WOZ-waarde bepaalt afschrijving in uw BV, hoe dat zo?
Afschrijfbeperking
De WOZ-waarde van uw bedrijfspand is bepalend of u nog op uw bedrijfspand mag afschrijven. Sinds 1Â januari 2019Â mag een BV op een bedrijfspand fiscaal nog maar afschrijven tot 100% van de WOZ-waarde (bodemwaarde), dus maakt afschrijving alleen nog kans indien de boekwaarde hoger is dan de WOZ-waarde.
Let op.  Het maakt voor BV’s dus niet meer uit of het pand in eigen gebruik is of als beleggingspand wordt aangehouden. De afschrijfbeperking geldt niet voor bedrijfsgebouwen die aangewezen zijn als milieubedrijfsmiddel en dus onder de Vamil-regeling zijn gerangschikt. Op zo’n bedrijfsgebouw mag gewoon willekeurig worden afgeschreven. Tip.  Als u reeds heeft afgeschreven tot op de bodemwaarde en deze waarde stijgt, dan hoeft u tussentijds geen winst te nemen. Winstneming vindt pas plaats bij verkoop.
Voorbeeld.U heeft een bedrijfspand met een boekwaarde van € 1 miljoen. De WOZ-waarde is vastgesteld op € 1 miljoen. Dit houdt in dat de BV niet meer op het pand mag afschrijven. U laat het er echter niet bij zitten en laat het pand taxeren door een taxateur. De waarde van het pand is volgens de taxatie € 970.000. U maakt bezwaar tegen de WOZ-beschikking en de WOZ-waarde wordt nu vastgesteld op € 970.000. U kunt maximaal € 30.000 op het pand afschrijven.
Wat scheelt u dat? Stel, u heeft het bedrijfspand gekocht voor € 750.000. U schrijft af in 40 jaar tot een restwaarde van € 150.000. U mag dan in 2020: 2,5% x (€ 750.000 -/- € 150.000) = € 15.000 afschrijven. Indien er verder niets zou veranderen, mag u in 2021 ook nog € 15.000 afschrijven. Daarna is afschrijven niet meer mogelijk, omdat de bodemwaarde is bereikt.
Overgangsrecht
Er geldt overgangsrecht voor BV’s die voor 1 januari 2019 een bedrijfspand in gebruik hebben genomen en op dat tijdstip nog geen drie jaar op het bedrijfspand hebben afgeschreven. In dit geval mag de BV volgens het oude regime blijven afschrijven (tot 50% van de WOZ-waarde) totdat de driejaarsperiode is verstreken. Heeft u in het jaar van ingebruikname slechts over een gedeelte van het boekjaar afgeschreven, dan telt deze periode niet mee voor de bepaling van de driejaarsperiode. Nam u in de loop van 2018 een bedrijfspand in gebruik, dan mag u in 2019, 2020 en 2021 nog op de oude wijze afschrijven.

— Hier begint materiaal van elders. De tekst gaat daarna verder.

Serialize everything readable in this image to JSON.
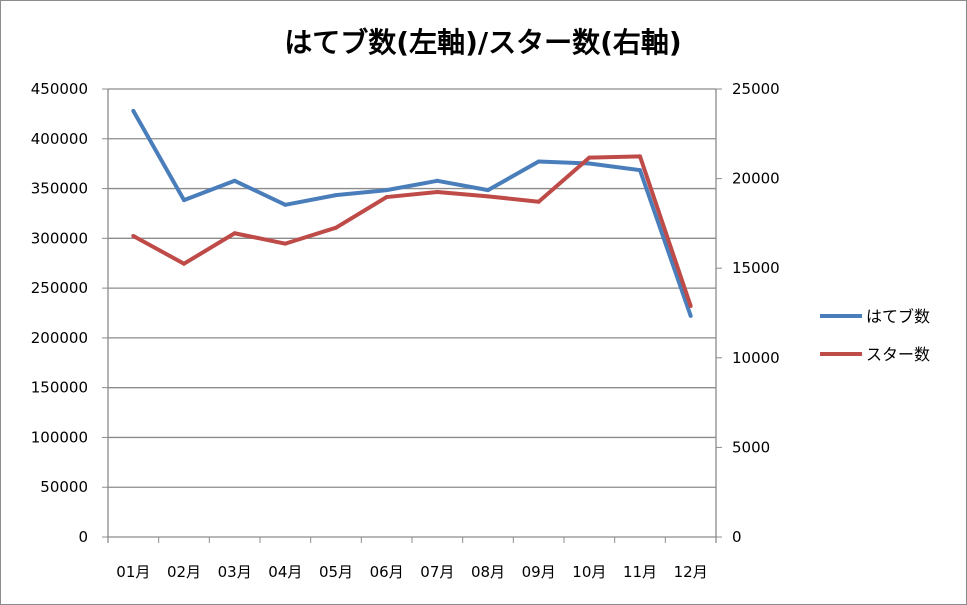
{
  "chart_data": {
    "type": "line",
    "title": "はてブ数(左軸)/スター数(右軸)",
    "categories": [
      "01月",
      "02月",
      "03月",
      "04月",
      "05月",
      "06月",
      "07月",
      "08月",
      "09月",
      "10月",
      "11月",
      "12月"
    ],
    "series": [
      {
        "name": "はてブ数",
        "axis": "left",
        "color": "#4a7ebb",
        "values": [
          428000,
          338400,
          357800,
          333700,
          343400,
          348400,
          357800,
          348400,
          377200,
          375200,
          368500,
          222100
        ]
      },
      {
        "name": "スター数",
        "axis": "right",
        "color": "#be4b48",
        "values": [
          16800,
          15250,
          16950,
          16370,
          17260,
          18970,
          19250,
          19010,
          18710,
          21170,
          21240,
          12890
        ]
      }
    ],
    "y_left": {
      "range": [
        0,
        450000
      ],
      "step": 50000,
      "ticks": [
        "0",
        "50000",
        "100000",
        "150000",
        "200000",
        "250000",
        "300000",
        "350000",
        "400000",
        "450000"
      ]
    },
    "y_right": {
      "range": [
        0,
        25000
      ],
      "step": 5000,
      "ticks": [
        "0",
        "5000",
        "10000",
        "15000",
        "20000",
        "25000"
      ]
    },
    "grid": true,
    "legend_position": "right",
    "xlabel": "",
    "ylabel": ""
  }
}
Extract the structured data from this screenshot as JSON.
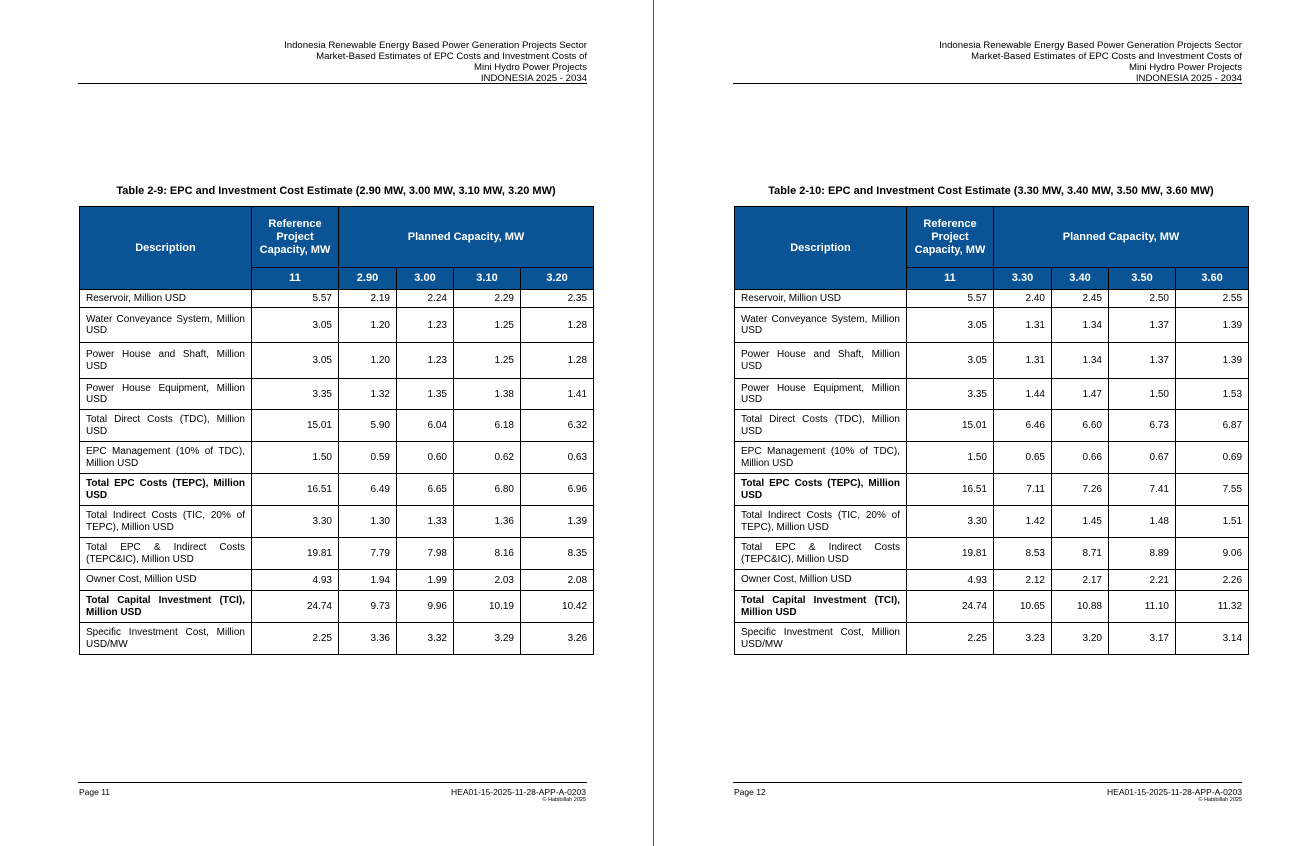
{
  "header_lines": [
    "Indonesia Renewable Energy Based Power Generation Projects Sector",
    "Market-Based Estimates of EPC Costs and Investment Costs of",
    "Mini Hydro Power Projects",
    "INDONESIA 2025 - 2034"
  ],
  "colors": {
    "header_bg": "#0a5394",
    "header_text": "#ffffff"
  },
  "footer": {
    "code": "HEA01-15-2025-11-28-APP-A-0203",
    "copyright": "© Habibillah  2025"
  },
  "pages": [
    {
      "page_label": "Page 11",
      "table": {
        "title": "Table 2-9: EPC and Investment Cost Estimate (2.90 MW, 3.00 MW, 3.10 MW, 3.20 MW)",
        "head_description": "Description",
        "head_reference": "Reference Project Capacity, MW",
        "head_planned": "Planned Capacity, MW",
        "capacities": [
          "11",
          "2.90",
          "3.00",
          "3.10",
          "3.20"
        ],
        "rows": [
          {
            "label": "Reservoir, Million USD",
            "values": [
              "5.57",
              "2.19",
              "2.24",
              "2.29",
              "2.35"
            ],
            "bold": false
          },
          {
            "label": "Water Conveyance System, Million USD",
            "values": [
              "3.05",
              "1.20",
              "1.23",
              "1.25",
              "1.28"
            ],
            "bold": false
          },
          {
            "label": "Power House and Shaft, Million USD",
            "values": [
              "3.05",
              "1.20",
              "1.23",
              "1.25",
              "1.28"
            ],
            "bold": false
          },
          {
            "label": "Power House Equipment, Million USD",
            "values": [
              "3.35",
              "1.32",
              "1.35",
              "1.38",
              "1.41"
            ],
            "bold": false
          },
          {
            "label": "Total Direct Costs (TDC), Million USD",
            "values": [
              "15.01",
              "5.90",
              "6.04",
              "6.18",
              "6.32"
            ],
            "bold": false
          },
          {
            "label": "EPC Management (10% of TDC), Million USD",
            "values": [
              "1.50",
              "0.59",
              "0.60",
              "0.62",
              "0.63"
            ],
            "bold": false
          },
          {
            "label": "Total EPC Costs (TEPC), Million USD",
            "values": [
              "16.51",
              "6.49",
              "6.65",
              "6.80",
              "6.96"
            ],
            "bold": true
          },
          {
            "label": "Total Indirect Costs (TIC, 20% of TEPC), Million USD",
            "values": [
              "3.30",
              "1.30",
              "1.33",
              "1.36",
              "1.39"
            ],
            "bold": false
          },
          {
            "label": "Total EPC & Indirect Costs (TEPC&IC), Million USD",
            "values": [
              "19.81",
              "7.79",
              "7.98",
              "8.16",
              "8.35"
            ],
            "bold": false
          },
          {
            "label": "Owner Cost, Million USD",
            "values": [
              "4.93",
              "1.94",
              "1.99",
              "2.03",
              "2.08"
            ],
            "bold": false
          },
          {
            "label": "Total Capital Investment (TCI), Million USD",
            "values": [
              "24.74",
              "9.73",
              "9.96",
              "10.19",
              "10.42"
            ],
            "bold": true
          },
          {
            "label": "Specific Investment Cost, Million USD/MW",
            "values": [
              "2.25",
              "3.36",
              "3.32",
              "3.29",
              "3.26"
            ],
            "bold": false
          }
        ]
      }
    },
    {
      "page_label": "Page 12",
      "table": {
        "title": "Table 2-10: EPC and Investment Cost Estimate (3.30 MW, 3.40 MW, 3.50 MW, 3.60 MW)",
        "head_description": "Description",
        "head_reference": "Reference Project Capacity, MW",
        "head_planned": "Planned Capacity, MW",
        "capacities": [
          "11",
          "3.30",
          "3.40",
          "3.50",
          "3.60"
        ],
        "rows": [
          {
            "label": "Reservoir, Million USD",
            "values": [
              "5.57",
              "2.40",
              "2.45",
              "2.50",
              "2.55"
            ],
            "bold": false
          },
          {
            "label": "Water Conveyance System, Million USD",
            "values": [
              "3.05",
              "1.31",
              "1.34",
              "1.37",
              "1.39"
            ],
            "bold": false
          },
          {
            "label": "Power House and Shaft, Million USD",
            "values": [
              "3.05",
              "1.31",
              "1.34",
              "1.37",
              "1.39"
            ],
            "bold": false
          },
          {
            "label": "Power House Equipment, Million USD",
            "values": [
              "3.35",
              "1.44",
              "1.47",
              "1.50",
              "1.53"
            ],
            "bold": false
          },
          {
            "label": "Total Direct Costs (TDC), Million USD",
            "values": [
              "15.01",
              "6.46",
              "6.60",
              "6.73",
              "6.87"
            ],
            "bold": false
          },
          {
            "label": "EPC Management (10% of TDC), Million USD",
            "values": [
              "1.50",
              "0.65",
              "0.66",
              "0.67",
              "0.69"
            ],
            "bold": false
          },
          {
            "label": "Total EPC Costs (TEPC), Million USD",
            "values": [
              "16.51",
              "7.11",
              "7.26",
              "7.41",
              "7.55"
            ],
            "bold": true
          },
          {
            "label": "Total Indirect Costs (TIC, 20% of TEPC), Million USD",
            "values": [
              "3.30",
              "1.42",
              "1.45",
              "1.48",
              "1.51"
            ],
            "bold": false
          },
          {
            "label": "Total EPC & Indirect Costs (TEPC&IC), Million USD",
            "values": [
              "19.81",
              "8.53",
              "8.71",
              "8.89",
              "9.06"
            ],
            "bold": false
          },
          {
            "label": "Owner Cost, Million USD",
            "values": [
              "4.93",
              "2.12",
              "2.17",
              "2.21",
              "2.26"
            ],
            "bold": false
          },
          {
            "label": "Total Capital Investment (TCI), Million USD",
            "values": [
              "24.74",
              "10.65",
              "10.88",
              "11.10",
              "11.32"
            ],
            "bold": true
          },
          {
            "label": "Specific Investment Cost, Million USD/MW",
            "values": [
              "2.25",
              "3.23",
              "3.20",
              "3.17",
              "3.14"
            ],
            "bold": false
          }
        ]
      }
    }
  ]
}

Gevolgen? Als u niet meer kunt afschrijven, betaalt u meer vennootschapsbelasting. Uiteraard is dit een belastingverschuiving, want het verschil tussen de boekwaarde en de toekomstige verkoopwaarde wordt door de afschrijvingsbeperking verkleind. Bij verkoop van het bedrijfspand is de belastbare winst van het bedrijfspand lager. Omdat u geen afschrijvingskosten meer heeft en dus meer vennootschapsbelasting betaalt, mist u wel een stukje liquiditeit.
Wat kunt u hiermee? Kijk kritisch naar uw WOZ-beschikking. Zijn er met betrekking tot uw bedrijfspand specifieke waardedrukkende factoren van toepassing, zoals achterstallig onderhoud of de aanwezigheid van asbest, check dan of u dit terugvindt in de WOZ-waarde. U moet binnen zes weken na de datum van de WOZ-beschikking bezwaar indienen bij uw gemeente. In het bezwaarschrift geeft u aan waarom u het niet eens bent met de beschikking.